For the last few years, Dropbox’s main revenue focus has been on its business-focused offering, not its consumer one. More than 150,000 companies have signed up with Dropbox Business, and a push for huge enterprise businesses is underway. But today, the company is making colleges and universities its target with Dropbox for Education. The product is essentially the same as the Dropbox business offering, which combines gives businesses unlimited cloud storage combined with a variety of security controls, extensive version history and the administration controls needed to keep data safe in large organizations.

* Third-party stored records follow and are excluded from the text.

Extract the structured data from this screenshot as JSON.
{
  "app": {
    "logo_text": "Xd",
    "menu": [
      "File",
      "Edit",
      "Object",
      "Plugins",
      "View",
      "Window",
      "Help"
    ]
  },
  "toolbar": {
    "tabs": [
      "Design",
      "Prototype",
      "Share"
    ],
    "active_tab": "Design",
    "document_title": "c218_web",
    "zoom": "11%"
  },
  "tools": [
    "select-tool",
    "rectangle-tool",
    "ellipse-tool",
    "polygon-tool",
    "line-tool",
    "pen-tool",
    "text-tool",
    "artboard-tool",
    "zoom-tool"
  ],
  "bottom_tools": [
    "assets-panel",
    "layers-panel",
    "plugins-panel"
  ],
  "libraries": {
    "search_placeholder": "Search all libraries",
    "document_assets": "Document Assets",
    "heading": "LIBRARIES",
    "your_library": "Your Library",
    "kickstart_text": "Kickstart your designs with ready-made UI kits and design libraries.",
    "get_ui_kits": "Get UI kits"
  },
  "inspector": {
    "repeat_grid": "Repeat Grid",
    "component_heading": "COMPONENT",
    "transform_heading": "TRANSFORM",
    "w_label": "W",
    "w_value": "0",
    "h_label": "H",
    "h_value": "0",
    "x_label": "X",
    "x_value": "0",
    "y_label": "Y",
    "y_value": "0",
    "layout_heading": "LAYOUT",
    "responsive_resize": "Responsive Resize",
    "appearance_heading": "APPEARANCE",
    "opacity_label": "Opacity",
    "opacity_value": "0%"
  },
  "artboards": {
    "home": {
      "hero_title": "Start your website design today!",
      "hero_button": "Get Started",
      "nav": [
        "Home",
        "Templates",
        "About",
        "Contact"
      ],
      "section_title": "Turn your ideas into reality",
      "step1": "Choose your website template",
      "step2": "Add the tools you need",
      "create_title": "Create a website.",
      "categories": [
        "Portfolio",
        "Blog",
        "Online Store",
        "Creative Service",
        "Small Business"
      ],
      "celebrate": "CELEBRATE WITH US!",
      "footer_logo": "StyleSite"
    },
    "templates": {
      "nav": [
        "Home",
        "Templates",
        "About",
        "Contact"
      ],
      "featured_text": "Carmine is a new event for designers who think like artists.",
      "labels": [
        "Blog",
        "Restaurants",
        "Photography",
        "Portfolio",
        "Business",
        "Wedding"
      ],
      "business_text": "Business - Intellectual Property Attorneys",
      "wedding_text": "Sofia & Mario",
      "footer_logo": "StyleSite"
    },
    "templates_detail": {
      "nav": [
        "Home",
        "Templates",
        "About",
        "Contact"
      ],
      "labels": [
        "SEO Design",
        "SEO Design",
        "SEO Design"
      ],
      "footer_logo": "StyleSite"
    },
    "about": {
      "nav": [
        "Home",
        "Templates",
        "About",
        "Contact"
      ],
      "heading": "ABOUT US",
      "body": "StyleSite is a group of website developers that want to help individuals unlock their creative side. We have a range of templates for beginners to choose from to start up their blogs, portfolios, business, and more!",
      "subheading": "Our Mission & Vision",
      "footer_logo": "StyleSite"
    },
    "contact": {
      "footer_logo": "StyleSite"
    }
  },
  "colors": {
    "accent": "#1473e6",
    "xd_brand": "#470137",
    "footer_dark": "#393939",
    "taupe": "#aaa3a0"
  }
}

Dropbox Education features nearly all of that, but at a cheaper cost — it’s $49 per user per year, with “significant” reductions in cost for higher-volume deployments. That compares to $150 to $300 per user for Dropbox’s enterprise-focused offering. Of course, with the cheaper price comes one big different: storage isn’t unlimited. Instead, you get 15GB for everyone on your team (for example: a 300-person edu team would have 4500GB in total shared storage).

Other than that one notable change, though, it’ll basically be the same experience with the same security as the Dropbox for Business product. For starters, Dropbox is focusing on higher education — specifically faculty, though the company says it’ll be investigating ways to potentially roll it out to students in the future. There’s also talk of extending the offerings for K-12 institutions as well, but that’ll come at a later date. Dropbox Education will be available starting this June.